His handsome jaw tensed and he appeared to redouble his efforts. As he learned the table, he made fewer mistakes, and Gemma did not doubt that he would equal or even beat her in time.
However, that time was not yet upon them. She finished ahead by two games. Bellamy scribbled a vowel for Sebastian and handed it to him, laughing with easy good nature at his downfall, and this made Gemma like him in spite of herself. But when he held out his hand to her, as if he would shake it like a man’s, she remembered abruptly that she did not like him, and that to encourage any familiarity would be to place her own reputation in jeopardy. She snatched back the hand that had moved automatically towards his.
Bellamy flushed, but pretended not to notice the slight.

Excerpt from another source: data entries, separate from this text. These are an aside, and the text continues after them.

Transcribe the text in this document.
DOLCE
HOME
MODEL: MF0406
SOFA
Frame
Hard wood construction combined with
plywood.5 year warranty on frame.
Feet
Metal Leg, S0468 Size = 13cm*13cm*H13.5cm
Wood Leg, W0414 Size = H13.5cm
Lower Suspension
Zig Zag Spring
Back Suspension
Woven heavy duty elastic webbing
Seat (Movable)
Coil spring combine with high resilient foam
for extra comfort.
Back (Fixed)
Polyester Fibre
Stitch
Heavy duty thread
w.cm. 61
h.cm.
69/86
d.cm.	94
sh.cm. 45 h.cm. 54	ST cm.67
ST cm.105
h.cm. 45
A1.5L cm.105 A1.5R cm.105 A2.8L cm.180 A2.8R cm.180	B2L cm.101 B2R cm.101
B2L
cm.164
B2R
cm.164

Sebastian looked on with lazy amusement, as if he were watching the tantrum of a favourite child. Gemma ignored him. She would make no scenes,
but he could not expect her to go beyond the merest civility to her mother’s lover. Sybil should never have put her in such an awkward position.

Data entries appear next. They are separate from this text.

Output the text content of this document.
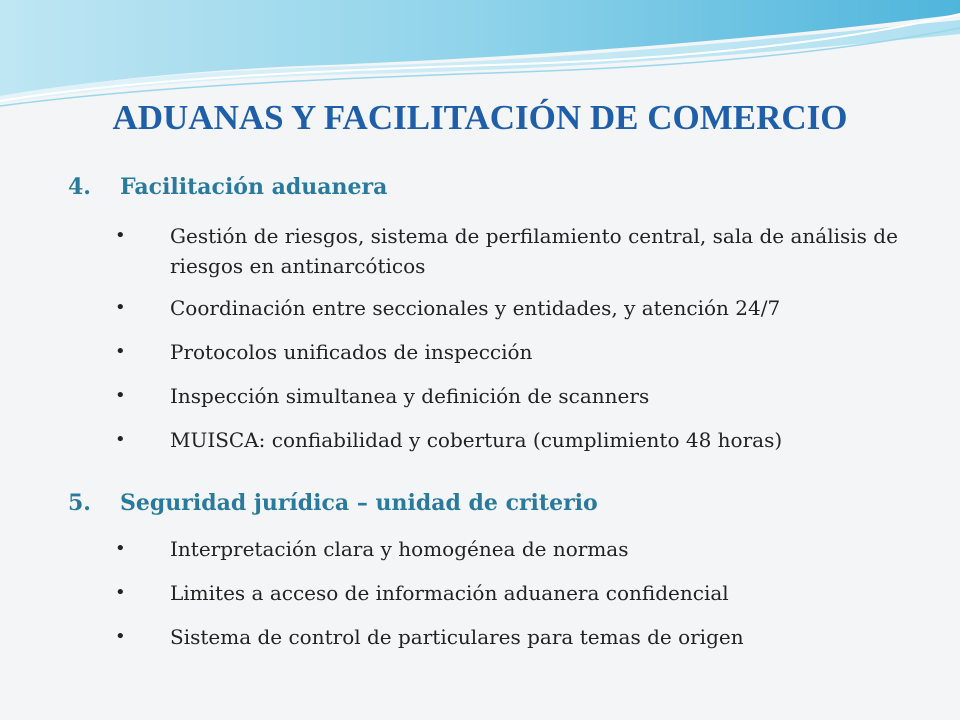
ADUANAS Y FACILITACIÓN DE COMERCIO
4. Facilitación aduanera
• Gestión de riesgos, sistema de perfilamiento central, sala de análisis de riesgos en antinarcóticos
• Coordinación entre seccionales y entidades, y atención 24/7
• Protocolos unificados de inspección
• Inspección simultanea y definición de scanners
• MUISCA: confiabilidad y cobertura (cumplimiento 48 horas)
5. Seguridad jurídica – unidad de criterio
• Interpretación clara y homogénea de normas
• Limites a acceso de información aduanera confidencial
• Sistema de control de particulares para temas de origen
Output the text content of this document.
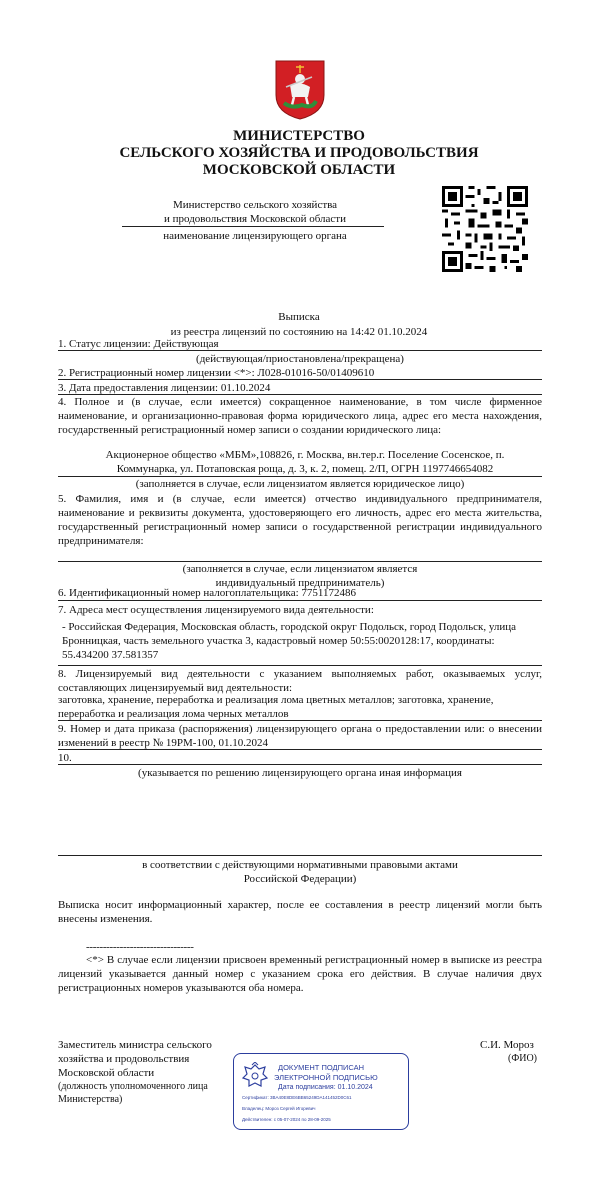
МИНИСТЕРСТВО
СЕЛЬСКОГО ХОЗЯЙСТВА И ПРОДОВОЛЬСТВИЯ
МОСКОВСКОЙ ОБЛАСТИ
Министерство сельского хозяйства
и продовольствия Московской области
наименование лицензирующего органа
Выписка
из реестра лицензий по состоянию на 14:42 01.10.2024
1. Статус лицензии: Действующая
(действующая/приостановлена/прекращена)
2. Регистрационный номер лицензии <*>: Л028-01016-50/01409610
3. Дата предоставления лицензии: 01.10.2024
4. Полное и (в случае, если имеется) сокращенное наименование, в том числе фирменное наименование, и организационно-правовая форма юридического лица, адрес его места нахождения, государственный регистрационный номер записи о создании юридического лица:
Акционерное общество «МБМ»,108826, г. Москва, вн.тер.г. Поселение Сосенское, п. Коммунарка, ул. Потаповская роща, д. 3, к. 2, помещ. 2/П, ОГРН 1197746654082
(заполняется в случае, если лицензиатом является юридическое лицо)
5. Фамилия, имя и (в случае, если имеется) отчество индивидуального предпринимателя, наименование и реквизиты документа, удостоверяющего его личность, адрес его места жительства, государственный регистрационный номер записи о государственной регистрации индивидуального предпринимателя:
(заполняется в случае, если лицензиатом является индивидуальный предприниматель)
6. Идентификационный номер налогоплательщика: 7751172486
7. Адреса мест осуществления лицензируемого вида деятельности:
- Российская Федерация, Московская область, городской округ Подольск, город Подольск, улица Бронницкая, часть земельного участка 3, кадастровый номер 50:55:0020128:17, координаты: 55.434200 37.581357
8. Лицензируемый вид деятельности с указанием выполняемых работ, оказываемых услуг, составляющих лицензируемый вид деятельности:
заготовка, хранение, переработка и реализация лома цветных металлов; заготовка, хранение, переработка и реализация лома черных металлов
9. Номер и дата приказа (распоряжения) лицензирующего органа о предоставлении или: о внесении изменений в реестр № 19РМ-100, 01.10.2024
10.
(указывается по решению лицензирующего органа иная информация
в соответствии с действующими нормативными правовыми актами Российской Федерации)
Выписка носит информационный характер, после ее составления в реестр лицензий могли быть внесены изменения.
--------------------------------
<*> В случае если лицензии присвоен временный регистрационный номер в выписке из реестра лицензий указывается данный номер с указанием срока его действия. В случае наличия двух регистрационных номеров указываются оба номера.
Заместитель министра сельского
хозяйства и продовольствия
Московской области
(должность уполномоченного лица Министерства)
С.И. Мороз
(ФИО)
ДОКУМЕНТ ПОДПИСАН
ЭЛЕКТРОННОЙ ПОДПИСЬЮ
Дата подписания: 01.10.2024
Сертификат: 3BA40E8DE6BB65249DA141452D0C61
Владелец: Мороз Сергей Игоревич
Действителен: с 05-07-2024 по 28-09-2025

Then Gemma remembered the scene upstairs. She shivered, wondering what the outcome of that discussion would be. For the first time in her life, she wished her mother gone. Ware was far more comfortable without her.
WHAT EVER had occurred in Sybil’s bedchamber, no trace of discord appeared between Matilda and Sybil at dinner. In the drawing room afterwards, Gemma dispensed tea and the others played whist while Sybil and Bellamy sang duets at the pianoforte. Their voices blended superbly, a glorious whole that transcended the mere sum of soprano and tenor. All ballads and love songs, of course.
Gemma glowered at Bellamy as he tra-la-la’ed away. He stood entirely too close to her mother, one hand resting on the back of her chair, the other on the pianoforte, poised to turn the pages of her music. Gemma plonked a full cup down by his hand and the steaming tea slopped in its saucer. Only sorry she had not scalded his sun-bronzed fingers, she stalked back to the silver tea urn.
Sebastian’s gaze, alight with laughter, caught hers. When no one else was looking, he waggled his eyebrows, as if he were still a naughty schoolboy trying to make her giggle in church.
Despite her efforts to maintain it, Gemma’s frosty glare slipped. Splaying his hand of cards like a fan, Sebastian fluttered his dark eyelashes and sent her a message using the language of the fan: You are cruel.
She turned away to fight a chuckle. Sybil had taught Gemma the flirtatious signals the belles of her day used to communicate with their beaux at balls and parties. Not an indiscreet word need be spoken aloud if one had command of this silent language of the fan.
Gemma had thought it a great joke and taught Sebastian in turn. How had he remembered, after all these years? Had he used the coded language with his ladies? The idea made her grip falter and slip on the teapot handle. She gasped and snatched her hand back as the heat burned her knuckles.
She looked up, but it seemed no one noticed the clatter of the pot on the tray. Composing herself, Gemma distributed more tea to the card players.